As to the case of Lambert v California, 355 US 225, 78 S Ct 240, 2 L ed 2d 228 (1957), I must disagree with the interpretation which my colleagues place upon the works of Mr. Justice Douglas. “The question,” said the Justice, “is whether a registration act of this character violates due process where it is applied to a person who has no actual knowledge of his duty to register, and where no showing is made of the probability of such knowledge.” Id. at 227. (Emphasis supplied.) The conviction is struck down because:
“. . . Where a person did not know of the duty to register and where there was no proof of the probability of such knowledge, he may not be convicted consistently with due process. Were it otherwise, the evil would be as great as it is when the law is written in print too fine to read or in a language foreign to the community.”
In this context, I do not believe that the Supreme Court is referring to circumstantial evidence of actual knowledge but rather to proof of facts which establish that a defendant should have known. Lambert had no reason to know —in other words no duty — that she must register, and there were no facts shown which tended to show the probability that she did know. The accused in the instant case stands on a different plane.
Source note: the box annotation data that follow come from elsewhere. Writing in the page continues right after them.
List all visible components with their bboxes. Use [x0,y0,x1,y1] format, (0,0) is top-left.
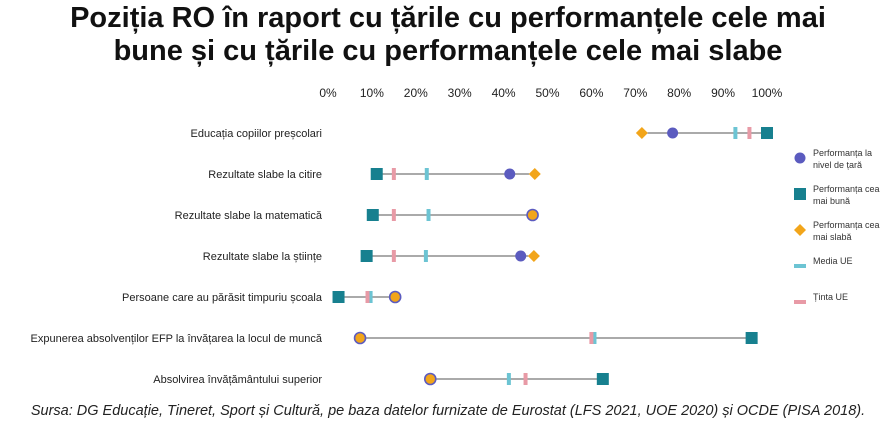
legend-label: Performanța la [813,148,872,158]
best-performance-marker [370,168,383,180]
legend-label: Performanța cea [813,184,880,194]
x-tick-label: 0% [319,86,337,100]
eu-average-marker [424,168,429,180]
best-performance-marker [360,250,373,262]
legend-best-swatch [794,188,806,200]
legend-label: mai slabă [813,232,852,242]
best-performance-marker [366,209,379,221]
country-worst-marker [388,290,402,304]
legend-eu_target-swatch [794,300,806,304]
eu-target-marker [391,209,396,221]
eu-target-marker [589,332,594,344]
chart-title-line-1: Poziția RO în raport cu țările cu perfor… [70,2,826,34]
country-performance-marker [667,127,679,139]
x-tick-label: 50% [535,86,559,100]
category-label: Expunerea absolvenților EFP la învățarea… [31,333,323,345]
legend-worst-swatch [794,224,806,236]
legend-country-swatch [794,152,806,164]
legend-label: Performanța cea [813,220,880,230]
x-tick-label: 60% [579,86,603,100]
category-label: Rezultate slabe la citire [208,169,322,181]
eu-target-marker [391,250,396,262]
category-label: Educația copiilor preșcolari [191,128,322,140]
country-worst-marker [423,372,437,386]
country-performance-marker [515,250,527,262]
eu-target-marker [391,168,396,180]
eu-average-marker [423,250,428,262]
category-label: Absolvirea învățământului superior [153,374,322,386]
best-performance-marker [332,291,345,303]
eu-target-marker [365,291,370,303]
worst-performance-marker [528,168,541,180]
best-performance-marker [745,332,758,344]
country-worst-marker [353,331,367,345]
x-tick-label: 20% [404,86,428,100]
eu-average-marker [368,291,373,303]
x-tick-label: 10% [360,86,384,100]
chart-title: Poziția RO în raport cu țările cu perfor… [0,2,896,68]
x-tick-label: 70% [623,86,647,100]
legend-label: Media UE [813,256,853,266]
worst-performance-marker [527,250,540,262]
country-performance-marker [504,168,516,180]
legend-label: nivel de țară [813,160,862,170]
best-performance-marker [596,373,609,385]
eu-target-marker [523,373,528,385]
best-performance-marker [761,127,773,139]
category-label: Rezultate slabe la științe [203,251,322,263]
x-tick-label: 100% [752,86,783,100]
worst-performance-marker [635,127,648,139]
chart-title-line-2: bune și cu țările cu performanțele cele … [113,35,783,67]
legend-label: Ținta UE [813,292,848,302]
eu-average-marker [733,127,738,139]
category-label: Rezultate slabe la matematică [175,210,323,222]
x-tick-label: 40% [492,86,516,100]
country-worst-marker [526,208,539,222]
legend-label: mai bună [813,196,850,206]
eu-average-marker [592,332,597,344]
x-tick-label: 90% [711,86,735,100]
legend-eu_avg-swatch [794,264,806,268]
x-tick-label: 80% [667,86,691,100]
eu-target-marker [747,127,752,139]
eu-average-marker [426,209,431,221]
x-tick-label: 30% [448,86,472,100]
source-note: Sursa: DG Educație, Tineret, Sport și Cu… [30,403,866,419]
category-label: Persoane care au părăsit timpuriu școala [122,292,323,304]
eu-average-marker [506,373,511,385]
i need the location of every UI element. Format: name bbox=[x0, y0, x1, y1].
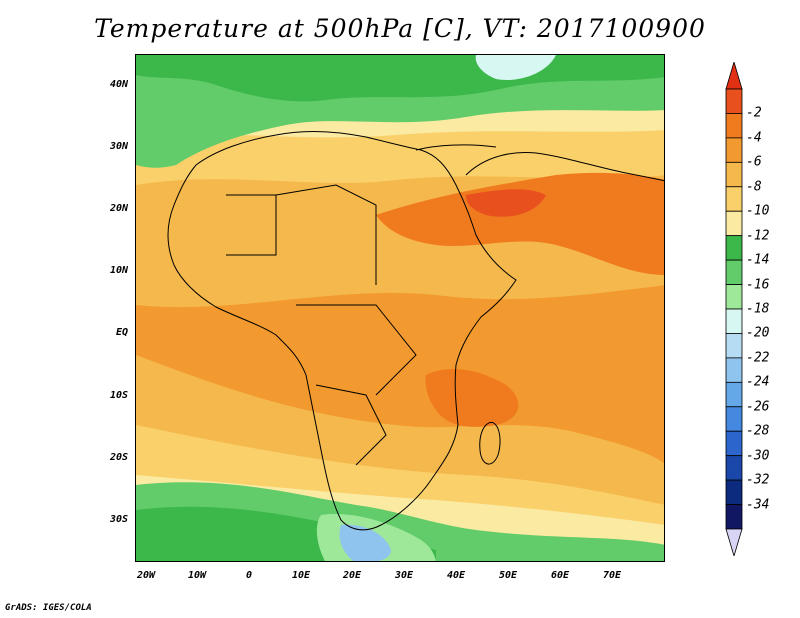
border-1 bbox=[226, 194, 277, 256]
colorbar-segment bbox=[725, 308, 743, 334]
colorbar-segment bbox=[725, 137, 743, 163]
map-field bbox=[136, 55, 664, 561]
colorbar-level-label: -18 bbox=[746, 301, 770, 317]
colorbar-segment bbox=[725, 259, 743, 285]
border-4 bbox=[315, 384, 387, 466]
lat-label-20n: 20N bbox=[109, 203, 128, 214]
lon-label-70e: 70E bbox=[602, 570, 622, 581]
band-minus10-north bbox=[136, 121, 664, 185]
coastlines bbox=[167, 130, 664, 531]
colorbar-segment bbox=[725, 161, 743, 188]
colorbar-level-label: -24 bbox=[746, 374, 770, 390]
lat-label-10s: 10S bbox=[109, 390, 128, 401]
colorbar-segment bbox=[725, 455, 743, 481]
lon-label-50e: 50E bbox=[498, 570, 518, 581]
colorbar-level-label: -12 bbox=[746, 228, 770, 244]
lon-label-60e: 60E bbox=[550, 570, 570, 581]
colorbar-bottom-arrow bbox=[725, 528, 743, 556]
band-minus4-east bbox=[425, 369, 519, 427]
colorbar-level-label: -26 bbox=[746, 399, 770, 415]
lat-label-10n: 10N bbox=[109, 265, 128, 276]
colorbar-segment bbox=[725, 406, 743, 432]
lat-label-30s: 30S bbox=[109, 514, 128, 525]
lat-label-30n: 30N bbox=[109, 141, 128, 152]
colorbar-level-label: -32 bbox=[746, 472, 770, 488]
lon-label-0: 0 bbox=[245, 570, 253, 581]
colorbar-level-label: -8 bbox=[746, 179, 762, 195]
colorbar-level-label: -14 bbox=[746, 252, 770, 268]
colorbar-segment bbox=[725, 186, 743, 212]
colorbar-segment bbox=[725, 381, 743, 408]
cold-spot-south bbox=[339, 524, 391, 561]
lon-label-20e: 20E bbox=[342, 570, 362, 581]
cold-spot-north bbox=[475, 55, 556, 80]
colorbar-level-label: -6 bbox=[746, 154, 762, 170]
colorbar-level-label: -20 bbox=[746, 325, 770, 341]
colorbar-segment bbox=[725, 113, 743, 139]
colorbar-segment bbox=[725, 504, 743, 530]
credit-text: GrADS: IGES/COLA bbox=[5, 603, 92, 613]
lon-label-10w: 10W bbox=[187, 570, 207, 581]
colorbar-level-label: -22 bbox=[746, 350, 770, 366]
lat-label-eq: EQ bbox=[115, 327, 128, 338]
lat-label-40n: 40N bbox=[109, 79, 128, 90]
colorbar-level-label: -4 bbox=[746, 130, 762, 146]
colorbar-level-label: -28 bbox=[746, 423, 770, 439]
temperature-map bbox=[135, 54, 665, 562]
colorbar-segment bbox=[725, 357, 743, 383]
med-coast bbox=[415, 144, 497, 151]
lon-label-40e: 40E bbox=[446, 570, 466, 581]
arabia-coast bbox=[465, 151, 664, 182]
colorbar-level-label: -16 bbox=[746, 277, 770, 293]
colorbar-level-label: -34 bbox=[746, 497, 770, 513]
border-2 bbox=[275, 184, 377, 285]
colorbar-segment bbox=[725, 333, 743, 359]
band-minus2-core bbox=[466, 189, 546, 217]
lon-label-30e: 30E bbox=[394, 570, 414, 581]
border-3 bbox=[296, 304, 417, 396]
colorbar-segment bbox=[725, 210, 743, 237]
colorbar-top-arrow bbox=[725, 62, 743, 90]
colorbar-segment bbox=[725, 284, 743, 310]
lon-label-10e: 10E bbox=[291, 570, 311, 581]
colorbar-level-label: -30 bbox=[746, 448, 770, 464]
map-title: Temperature at 500hPa [C], VT: 201710090… bbox=[94, 14, 706, 43]
colorbar-segment bbox=[725, 479, 743, 505]
colorbar-level-label: -2 bbox=[746, 105, 762, 121]
lat-label-20s: 20S bbox=[109, 452, 128, 463]
color-bar bbox=[725, 62, 743, 556]
africa-coast bbox=[167, 130, 517, 531]
colorbar-segment bbox=[725, 235, 743, 261]
band-minus4-north bbox=[376, 172, 664, 275]
colorbar-segment bbox=[725, 430, 743, 457]
colorbar-segment bbox=[725, 88, 743, 114]
lon-label-20w: 20W bbox=[136, 570, 156, 581]
madagascar bbox=[479, 422, 501, 465]
colorbar-level-label: -10 bbox=[746, 203, 770, 219]
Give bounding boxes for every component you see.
He was a member of a service unit who had been advised that regulations pertaining to his conduct had been posted in a conspicuous place which was easily accessible for him to read. He was directed to acquire the knowledge by reading what was posted. In all probability, he did know. In Lambert, the conduct of the petitioner was wholly passive, “unlike the commission of acts, or the failure to act under circumstances that should alert the doer to the consequences of his deed.” Id. at 228. Despite these distinctions, I prefer to join with the minority in that case, and I quote from Mr. Justice Frankfurter, who spoke for the dissenters:
“If the generalization that underlies, and alone can justify, this decision were to be given its relevant scope, a whole volume of the United States Reports would be required to document in detail the legislation in this country that would fall or be im*437paired. I abstain from entering upon a consideration of such legislation, and adjudications upon it, because I feel confident that the present decision will turn out to be an isolated deviation from the strong current of precedents — a derelict on the waters of the law.”
I wish in this instance I could share the dissenters’ confidence but, unfortunately, I see an armada, not just a derelict.
I would affirm the decision of the board of review.